Guessing from the last sentence that you are one of those "most" who "can tolerate larger than expected inaccuracies".

How much inaccuraciy would that be ?

Where did you get the 100% number from? It's not in the original comment, it's not in a lot of similar criticisms of the models.

Honestly I agree. Humans make errors all the time. Perfection is not necessary and requiring perfection blocks deployment of systems that represent a substantial improvement over the status quo despite their imperfections.

The problem is a matter of degree. These models are substantially less reliable than humans and far below the threshold of acceptability in most tasks.

Also, it seems to me that AI can and will surpass the reliability of humans by a lot. Probably not by simply scaling up further or by clever prompting, although those will help, but by new architectures and training techniques. Gemini represents no progress in that direction as far as I can see.

There's a huge difference between demonstrating something with fuzzy accuracy and playing something off as if it's giving good, correct answers. An honest way to handle that would be to highlight where the bot got it wrong instead of running with the answer as if it was right.

Deception isn't always outright lying. This video was deceitful in form and content and presentation. Their product can't do what they're implying it can, and it was put together specifically to mislead people into thinking it was comparable in capabilities to gpt-4v and other competitor's tech.

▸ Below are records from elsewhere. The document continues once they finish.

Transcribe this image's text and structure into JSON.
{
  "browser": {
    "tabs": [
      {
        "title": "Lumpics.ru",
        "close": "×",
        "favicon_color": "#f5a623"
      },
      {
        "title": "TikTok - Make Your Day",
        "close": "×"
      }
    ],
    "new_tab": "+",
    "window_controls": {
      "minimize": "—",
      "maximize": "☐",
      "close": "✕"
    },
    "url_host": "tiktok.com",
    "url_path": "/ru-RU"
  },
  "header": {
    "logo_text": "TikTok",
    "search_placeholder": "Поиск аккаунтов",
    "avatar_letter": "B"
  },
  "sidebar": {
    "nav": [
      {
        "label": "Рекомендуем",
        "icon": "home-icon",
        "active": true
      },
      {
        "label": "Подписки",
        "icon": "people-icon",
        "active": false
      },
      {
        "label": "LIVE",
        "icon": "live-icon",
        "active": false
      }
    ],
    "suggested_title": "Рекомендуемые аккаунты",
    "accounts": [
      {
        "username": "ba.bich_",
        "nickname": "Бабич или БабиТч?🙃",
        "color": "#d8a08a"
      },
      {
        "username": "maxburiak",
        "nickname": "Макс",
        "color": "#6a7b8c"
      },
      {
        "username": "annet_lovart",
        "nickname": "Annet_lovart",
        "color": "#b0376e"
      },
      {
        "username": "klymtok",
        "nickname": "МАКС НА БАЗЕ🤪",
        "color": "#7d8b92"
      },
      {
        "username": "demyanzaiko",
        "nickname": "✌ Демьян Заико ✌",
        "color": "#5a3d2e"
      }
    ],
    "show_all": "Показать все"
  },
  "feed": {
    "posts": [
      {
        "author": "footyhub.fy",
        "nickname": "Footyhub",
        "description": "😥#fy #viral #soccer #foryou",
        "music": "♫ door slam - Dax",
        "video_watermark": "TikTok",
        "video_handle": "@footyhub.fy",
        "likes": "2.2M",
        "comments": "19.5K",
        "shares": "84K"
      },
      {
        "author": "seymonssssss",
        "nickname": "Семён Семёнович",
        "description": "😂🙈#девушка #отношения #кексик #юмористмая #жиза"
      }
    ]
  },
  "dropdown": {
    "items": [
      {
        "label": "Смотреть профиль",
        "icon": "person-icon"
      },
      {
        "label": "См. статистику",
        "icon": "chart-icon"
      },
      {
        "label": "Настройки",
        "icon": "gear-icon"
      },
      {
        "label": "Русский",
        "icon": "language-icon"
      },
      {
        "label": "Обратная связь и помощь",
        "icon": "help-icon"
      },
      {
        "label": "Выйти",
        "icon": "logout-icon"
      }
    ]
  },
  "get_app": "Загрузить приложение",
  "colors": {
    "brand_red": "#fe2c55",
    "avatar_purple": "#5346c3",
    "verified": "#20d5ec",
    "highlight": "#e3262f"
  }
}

Working for Google AI has to be infuriating. They're doing some of the most cutting edge research with some of the best and brightest minds in the field, but their shitty middle management and marketing people are doing things that undermine their credibility and make them look like untrustworthy fools. They're a year or more behind OpenAI and Anthropic, barely competitive with Meta, and they've spent billions of dollars more than any other two companies, with a trashcan fire for a tech demo.

It remains to be seen whether they can even outperform Mistral 7b or some of the smaller open source models, or if their benchmark numbers are all marketing hype.

If a human expert gave wrong answers as often and as confidently as LLMs, most would consider no longer asking them. Yet people keep coming back to the same LLM despite the wrong answers to ask again in a different way (try that with a human).

This insistence on comparing machines to humans to excuse the machine is as tiring as it is fallacious.